The European Central Bank should not favour so-called “green” assets in its multi-trillion-euro bond-buying programme or its work as bank supervisor, incoming ECB board member Isabel Schnabel said in an interview published on Monday (30 December).
Schnabel, a German economist who will join the ECB on 1 January, said using the central bank’s bond purchases, aimed at boosting inflation, to finance the fight against climate change could tie Frankfurt’s hands if it wanted to stop the scheme.
“I would find it rather problematic if the ECB were to favour green bonds as part of its bond purchase programmes,” she told the German newspaper Boersen-Zeitung. “We should not forget that the central bank needs the flexibility to reverse monetary policy if necessary.”

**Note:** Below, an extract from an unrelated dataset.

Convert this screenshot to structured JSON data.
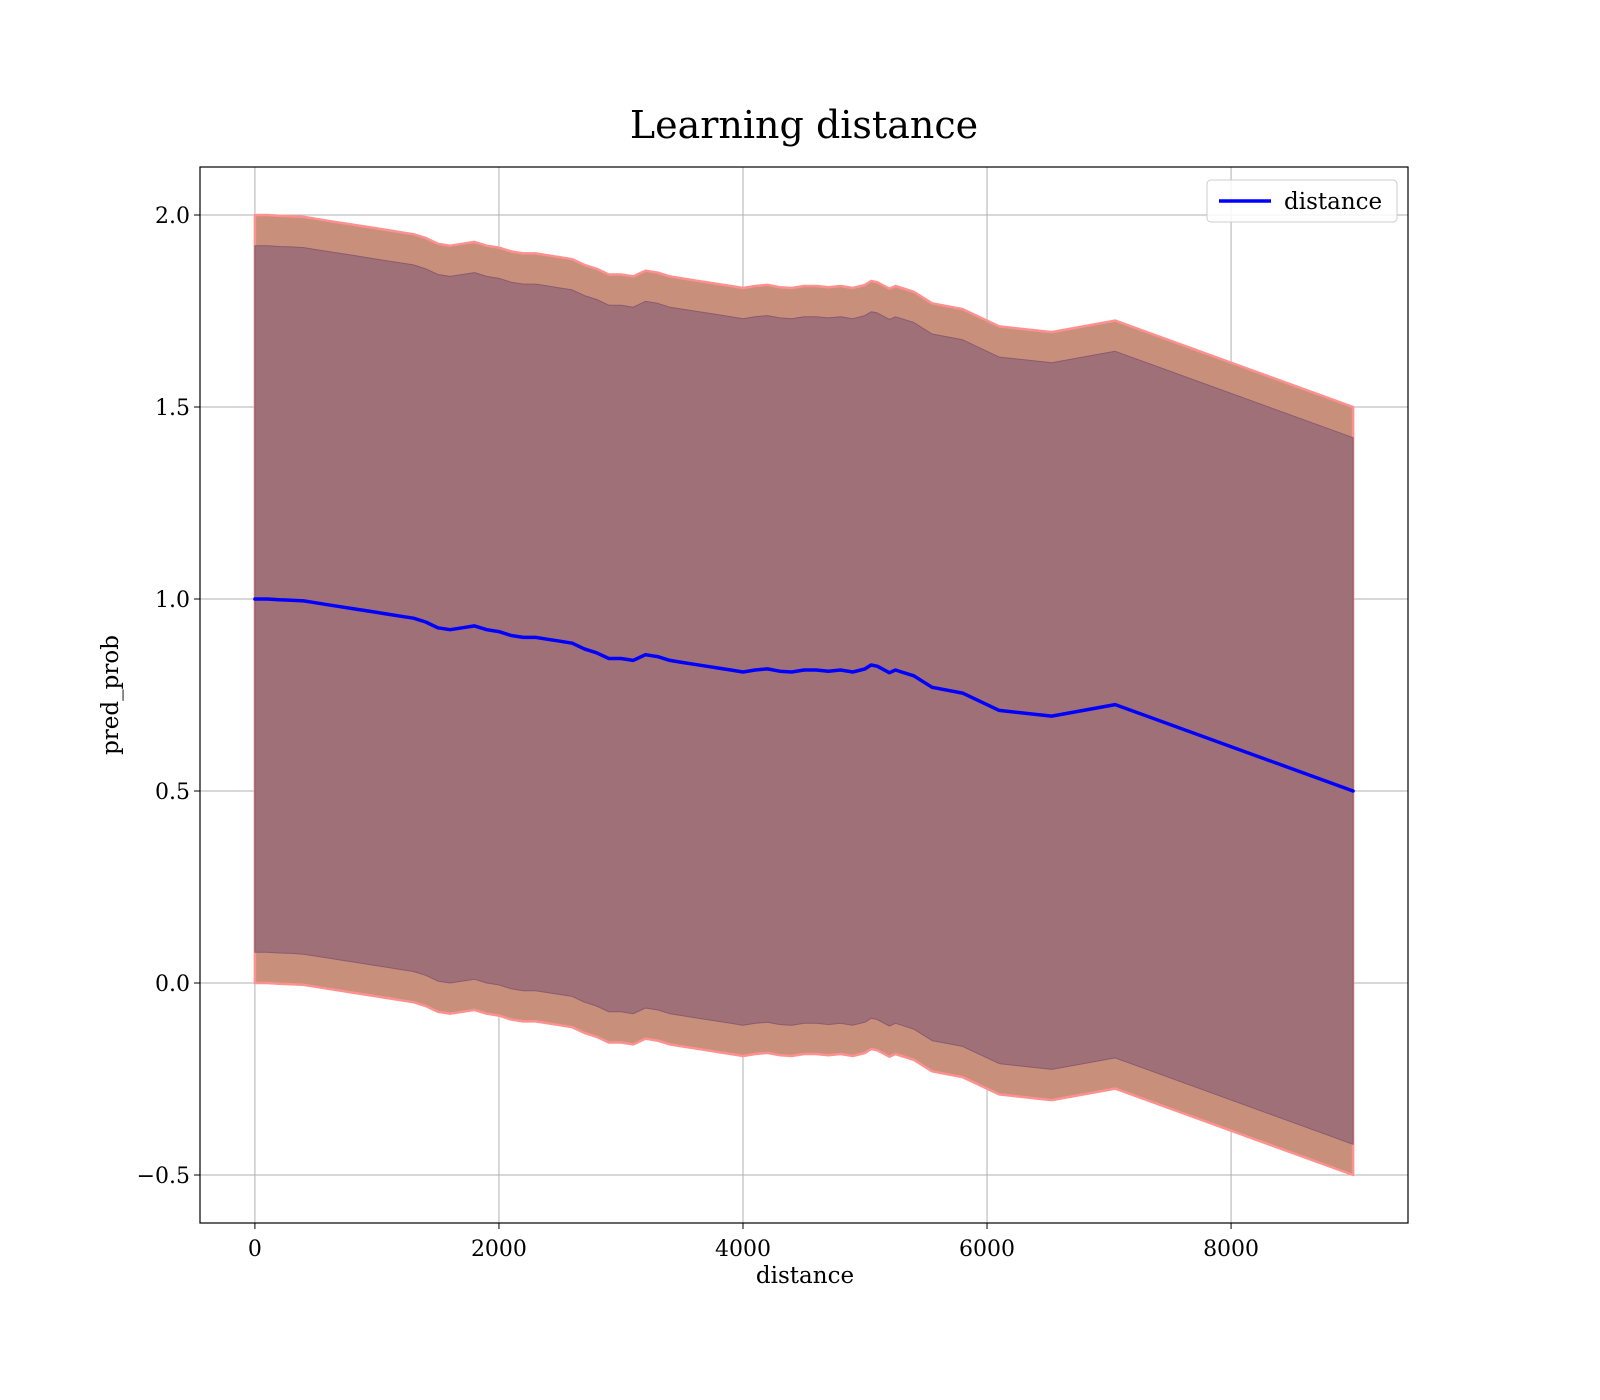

Her views contrasted with those of Bank of England Governor Mark Carney, who told BBC radio that financial services weren’t doing enough to discourage investment in fossil fuels. He called for a mix of public investment and change driven to combat climate change.

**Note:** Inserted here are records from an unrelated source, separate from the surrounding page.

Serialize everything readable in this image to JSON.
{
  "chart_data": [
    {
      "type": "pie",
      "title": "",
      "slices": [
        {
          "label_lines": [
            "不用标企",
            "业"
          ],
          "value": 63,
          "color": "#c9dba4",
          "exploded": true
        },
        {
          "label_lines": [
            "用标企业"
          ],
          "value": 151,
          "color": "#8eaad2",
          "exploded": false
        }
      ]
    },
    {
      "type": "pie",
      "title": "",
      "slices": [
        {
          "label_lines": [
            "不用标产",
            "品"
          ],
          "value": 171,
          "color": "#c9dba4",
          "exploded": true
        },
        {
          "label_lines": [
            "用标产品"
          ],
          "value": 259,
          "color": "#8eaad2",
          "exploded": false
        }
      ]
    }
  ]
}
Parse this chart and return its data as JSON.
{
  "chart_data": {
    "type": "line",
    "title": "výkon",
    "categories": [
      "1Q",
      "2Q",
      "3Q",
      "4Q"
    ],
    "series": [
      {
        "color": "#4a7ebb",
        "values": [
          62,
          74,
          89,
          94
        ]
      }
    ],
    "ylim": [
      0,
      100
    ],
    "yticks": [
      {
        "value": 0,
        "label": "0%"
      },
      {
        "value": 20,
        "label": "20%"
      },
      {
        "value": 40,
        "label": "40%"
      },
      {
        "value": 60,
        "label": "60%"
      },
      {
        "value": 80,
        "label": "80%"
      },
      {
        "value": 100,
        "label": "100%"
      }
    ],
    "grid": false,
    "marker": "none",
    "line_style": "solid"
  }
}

— Chris Packham (@ChrisGPackham) December 30, 2019
Schnabel also opposed giving green assets preferential treatment when they are accepted as collateral for ECB loans or when setting risk weights for banks, arguing they can be risky, too, and doing so would destabilise the financial system.
The ECB should phase out climate-warming investments by preferring green bonds, said Christine Lagarde, the central bank’s new president, as she sought parliamentary approval before her nomination earlier this year.

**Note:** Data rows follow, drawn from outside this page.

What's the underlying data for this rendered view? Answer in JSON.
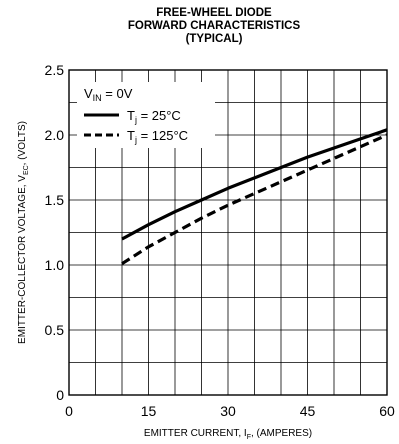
{
  "chart_data": {
    "type": "line",
    "title_lines": [
      "FREE-WHEEL DIODE",
      "FORWARD CHARACTERISTICS",
      "(TYPICAL)"
    ],
    "xlabel": {
      "main": "EMITTER CURRENT, I",
      "sub": "F",
      "rest": ", (AMPERES)"
    },
    "ylabel": {
      "main": "EMITTER-COLLECTOR VOLTAGE, V",
      "sub": "EC",
      "rest": ", (VOLTS)"
    },
    "xlim": [
      0,
      60
    ],
    "ylim": [
      0,
      2.5
    ],
    "x_ticks": [
      "0",
      "15",
      "30",
      "45",
      "60"
    ],
    "y_ticks": [
      "0",
      "0.5",
      "1.0",
      "1.5",
      "2.0",
      "2.5"
    ],
    "grid": true,
    "legend_position": "top-left",
    "legend_condition": {
      "main": "V",
      "sub": "IN",
      "rest": " = 0V"
    },
    "series": [
      {
        "name": "T_j = 25°C",
        "label_main": "T",
        "label_sub": "j",
        "label_rest": " = 25°C",
        "style": "solid",
        "x": [
          10,
          15,
          20,
          25,
          30,
          35,
          40,
          45,
          50,
          55,
          60
        ],
        "y": [
          1.2,
          1.31,
          1.41,
          1.5,
          1.59,
          1.67,
          1.75,
          1.83,
          1.9,
          1.97,
          2.04
        ]
      },
      {
        "name": "T_j = 125°C",
        "label_main": "T",
        "label_sub": "j",
        "label_rest": " = 125°C",
        "style": "dashed",
        "x": [
          10,
          15,
          20,
          25,
          30,
          35,
          40,
          45,
          50,
          55,
          60
        ],
        "y": [
          1.01,
          1.14,
          1.25,
          1.36,
          1.46,
          1.55,
          1.64,
          1.73,
          1.82,
          1.91,
          2.0
        ]
      }
    ]
  }
}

While the amount of carbon assets in the ECB’s portfolio “can’t change overnight”, Lagarde said a “move to a gradual transition to eliminate this type of assets” was “something that needs to be done”.
But Germany is sceptical of any such move. Bundesbank chief Jens Weidmann responded to Lagarde’s call by insisting it was up to governments, and not the ECB, to fight climate change.
EU states failed to agree on what qualifies as a green asset earlier this month, making the ECB’s involvement even more difficult.
Climate change is one of the topics of a strategic review that the ECB will carry out in the coming year, along with a reassessment of the inflation target, currently set below, but close to 2%.
Schnabel said the goal should be clarified but saw little value in changing it or creating a range around it, as suggested by some commentators and fellow policy makers.
“It seems at least questionable whether this would bring more clarity,” she said.